In the Bible, the kingdom of God is as comprehensive as the reality, sovereignty, and love of God. No spirit/matter dualism. Most people in Jesus’ days understood this; they knew that “kingdom of heaven” in Matthew, for example, was just another way of saying “kingdom of God.”
In the Bible we see the kingdom of God as both now/future, heavenly/earthly, personal/social, sudden/gradual, inward/outward, in a mysterious dialectic with the church which itself is neither the kingdom of God nor divorceable from God’s kingdom.
#2. Focus solely on “personal salvation.”
The Bible does not teach “personal salvation” in the private, individualistic way that phrase has come to mean. Rather it teaches in multiple ways and through many metaphors the reconciliation of all things (e.g., Eph. 1, Col. 1)—though not without judgment.
#12. Faith just a part of life.
We compartmentalize. Our Christian walk gets reduced to just one part of our lives, and that one part is often reduced to simply what we believe.

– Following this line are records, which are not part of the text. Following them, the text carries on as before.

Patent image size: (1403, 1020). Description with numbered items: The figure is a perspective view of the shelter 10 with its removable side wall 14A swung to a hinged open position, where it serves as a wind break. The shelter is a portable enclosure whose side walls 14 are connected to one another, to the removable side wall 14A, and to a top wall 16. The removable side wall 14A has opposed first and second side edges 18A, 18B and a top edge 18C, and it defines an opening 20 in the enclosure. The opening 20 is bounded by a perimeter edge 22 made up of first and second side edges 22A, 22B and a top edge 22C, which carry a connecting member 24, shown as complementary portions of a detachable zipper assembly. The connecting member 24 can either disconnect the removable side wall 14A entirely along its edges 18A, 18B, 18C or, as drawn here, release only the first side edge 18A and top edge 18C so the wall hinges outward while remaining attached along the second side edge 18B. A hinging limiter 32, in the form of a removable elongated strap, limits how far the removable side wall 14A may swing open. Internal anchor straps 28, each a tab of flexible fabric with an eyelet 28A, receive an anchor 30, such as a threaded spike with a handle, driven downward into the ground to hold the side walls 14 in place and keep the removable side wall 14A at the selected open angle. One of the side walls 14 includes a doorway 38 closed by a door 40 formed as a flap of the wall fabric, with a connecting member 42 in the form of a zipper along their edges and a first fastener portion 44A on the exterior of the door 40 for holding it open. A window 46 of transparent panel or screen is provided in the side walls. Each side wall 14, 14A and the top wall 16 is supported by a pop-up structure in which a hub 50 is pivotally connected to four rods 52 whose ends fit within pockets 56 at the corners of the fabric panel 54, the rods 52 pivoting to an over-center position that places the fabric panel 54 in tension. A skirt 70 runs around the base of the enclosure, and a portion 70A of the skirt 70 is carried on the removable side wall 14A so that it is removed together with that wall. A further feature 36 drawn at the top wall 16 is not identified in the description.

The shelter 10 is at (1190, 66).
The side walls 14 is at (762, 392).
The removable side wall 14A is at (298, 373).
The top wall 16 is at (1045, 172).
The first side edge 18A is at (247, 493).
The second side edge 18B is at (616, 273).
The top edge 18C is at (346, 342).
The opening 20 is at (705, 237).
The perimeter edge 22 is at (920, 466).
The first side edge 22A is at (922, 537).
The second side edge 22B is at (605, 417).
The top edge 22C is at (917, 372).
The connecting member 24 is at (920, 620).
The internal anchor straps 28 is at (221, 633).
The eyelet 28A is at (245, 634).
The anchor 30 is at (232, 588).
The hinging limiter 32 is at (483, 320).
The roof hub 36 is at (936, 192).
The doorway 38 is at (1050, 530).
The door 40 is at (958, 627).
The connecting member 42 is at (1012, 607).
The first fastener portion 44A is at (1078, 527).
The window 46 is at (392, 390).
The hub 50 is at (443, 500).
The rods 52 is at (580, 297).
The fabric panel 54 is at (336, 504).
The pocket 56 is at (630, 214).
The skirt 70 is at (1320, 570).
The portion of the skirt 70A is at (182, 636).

But now abide faith, hope, and love—and the Bible makes clear which is the “greatest” and most comprehensive. According to the gospel, faith is not the ultimate reality; it is the means to the end of loving God and others and all God’s creation with our whole being. And that 24/7, as the saying goes.
The biblical picture is faith working by love; love enabled by faith and powered by hope—full confidence in God’s amazing full-salvation-for-all-creation promises.
#5. Thinking economics and politics are not directly gospel concerns.
Walling off economics and politics from the gospel, placing them outside our discipleship, is unbiblical dualism. The gospel is an economic and political reality, so by definition the church is both economic and political. But economics and politics are to be understood in light of the gospel, not the other way round. The kingdom of God is the comprehensive framework.